Create the new high_performer variable, and perform a statistical test on whether the women in this dataset are significantly less likely to be labeled high performers.
# Add the high_performer column
performance <- joined_data %>%
mutate(high_performer = ifelse(rating >= 4, 1, 0))
# Test whether one gender is more likely to be a high performer
chisq.test(performance$gender, performance$high_performer)
##
## Pearson's Chi-squared test with Yates' continuity correction
##
## data: performance$gender and performance$high_performer
## X-squared = 22.229, df = 1, p-value = 2.42e-06
# Do the same test, and tidy the output
library(broom)
chisq.test(performance$gender, performance$high_performer) %>%
tidy()
## # A tibble: 1 x 4
## statistic p.value parameter method
## <dbl> <dbl> <int> <chr>
## 1 22.2 0.00000242 1 Pearson's Chi-squared test with Yates' continu~
# Is the test result significant?
significant <- TRUE
Comparing distributions of high performers
You just performed a statistical test of the difference in high_performer distribution between men and women in this dataset. You can also visualize the difference with 100% stacked bar charts, as you did with job_level in the last chapter.
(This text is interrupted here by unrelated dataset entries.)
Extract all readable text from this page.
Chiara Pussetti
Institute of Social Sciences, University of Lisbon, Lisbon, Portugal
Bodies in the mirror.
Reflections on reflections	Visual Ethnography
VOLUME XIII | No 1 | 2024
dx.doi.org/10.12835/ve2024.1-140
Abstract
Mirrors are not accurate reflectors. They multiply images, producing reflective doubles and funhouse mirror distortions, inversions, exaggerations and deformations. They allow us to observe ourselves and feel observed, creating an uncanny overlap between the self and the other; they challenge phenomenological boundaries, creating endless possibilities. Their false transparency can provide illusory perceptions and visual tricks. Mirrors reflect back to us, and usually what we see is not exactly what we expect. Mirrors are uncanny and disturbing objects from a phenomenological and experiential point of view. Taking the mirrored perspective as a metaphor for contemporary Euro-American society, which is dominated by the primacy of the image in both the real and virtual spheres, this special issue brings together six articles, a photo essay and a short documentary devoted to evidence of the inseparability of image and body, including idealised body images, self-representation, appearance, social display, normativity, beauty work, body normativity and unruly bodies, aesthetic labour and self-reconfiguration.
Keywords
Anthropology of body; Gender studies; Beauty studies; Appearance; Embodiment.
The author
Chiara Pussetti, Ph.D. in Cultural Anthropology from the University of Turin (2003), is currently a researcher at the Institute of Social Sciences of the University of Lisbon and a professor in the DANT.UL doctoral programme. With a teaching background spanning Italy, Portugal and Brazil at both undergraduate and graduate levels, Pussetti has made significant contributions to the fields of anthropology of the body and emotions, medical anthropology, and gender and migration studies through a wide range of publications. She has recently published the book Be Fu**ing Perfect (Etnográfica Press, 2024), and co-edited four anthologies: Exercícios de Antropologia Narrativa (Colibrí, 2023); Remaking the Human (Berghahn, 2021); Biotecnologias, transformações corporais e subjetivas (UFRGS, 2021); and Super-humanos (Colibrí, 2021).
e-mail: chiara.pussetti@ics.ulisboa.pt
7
In this exercise, you’ll use the same method you did before to visually compare the difference in the distribution of ratings given to men and women. You’ll start by comparing the mix of high performers, and finish by comparing the distribution of all ratings.
# Visualize the distribution of high_performer by gender
performance %>%
ggplot(aes(gender, fill = factor(high_performer))) +
geom_bar(position = "fill")
# Visualize the distribution of all ratings by gender
performance %>%
ggplot(aes(gender, fill = factor(rating))) +
geom_bar(position = "fill")
Checking for omitted variable bias In many organizations, employees at higher job levels in the organization are more likely to be considered high performers. That is, the distribution of performance ratings is not always the same at different job levels.
First, check the difference in job level distribution by gender to see if there is any potential for job level being an omitted variable we need to consider. Then plot the high performer distribution by both gender and job level. Does it look like the gender difference disappears?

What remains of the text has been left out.